Lorraine was fascinated with studying criminology from the moment she started the course. After getting a job with the Office of Crime Statistics in South Australia, she circled back to the place where her story first started.
“From there I got a job working in the Department of Special Projects and Research section of the South Australian Police - the place I hadn't been able to join because I was too short!”
Focusing on research
After starting her job in the police research department, Lorraine felt drawn to work on research that could help create change on a policy level. So, she decided to embark on the next phase of her career – by starting a PhD in the United States.

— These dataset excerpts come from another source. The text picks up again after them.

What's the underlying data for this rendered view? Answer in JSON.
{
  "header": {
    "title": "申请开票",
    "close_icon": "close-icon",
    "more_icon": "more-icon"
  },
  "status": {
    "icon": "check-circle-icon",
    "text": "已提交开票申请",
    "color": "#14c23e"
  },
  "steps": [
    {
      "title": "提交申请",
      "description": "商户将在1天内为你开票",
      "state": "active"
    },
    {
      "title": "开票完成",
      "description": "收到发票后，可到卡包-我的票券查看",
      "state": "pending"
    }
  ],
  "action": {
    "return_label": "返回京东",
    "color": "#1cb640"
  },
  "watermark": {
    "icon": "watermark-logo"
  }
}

“I got my PhD because I understood, at that time, that working in government didn't give me the opportunity to produce the research that shaped government policy,” she says.
“As a university professor, you actually get to produce new knowledge and evidence about what works to make our society safer – I really like producing that evidence.”
During her PhD studies, Lorraine experienced firsthand just how powerful her research could be in creating real impact in the community.
“My very first job when I was in the United States was working on the streets on a project to counter illegal drug markets," she says.
"That job meant that I was riding with narcotics officers and going into crack cocaine houses right at the height of the crack cocaine epidemic in New York City.”
“It was pretty intense and it really taught me that what we do in criminology and criminal justice has real consequences for people in society.”
Teaching at UQ
Now, over 30 years on, Lorraine has gone on to teach criminology students how they can help make a difference in creating a safer world. And on more than one occasion, she has seen her students light up with the same unexpected love for criminology that she experienced at university.
“A lot of my students at UQ actually take the CRIM1000 Introduction to Criminology course as an elective while they're doing another course, and then the lightbulb goes off – which is exactly what happened to me," she says.
According to Lorraine, the most rewarding part of her teaching role at UQ is seeing her students have that ‘aha’ moment when they understand what criminology and criminal justice is all about.
“What I love most about teaching is when my students really have that passion to create change in our society, and they can go to their friends or family and explain why people are committing crimes, how they’re committing crimes, and some of the evidence-based responses that the criminal justice system can bring to solve some of those problems," she says.
“After working in this industry for over 30 years, what I love about teaching my students is that I can bring real-life examples to them easily."
"I work with police, corrections, courts, and drugs and alcohol centres – so I know how the system works and I can bring those real-world experiences into the classroom.”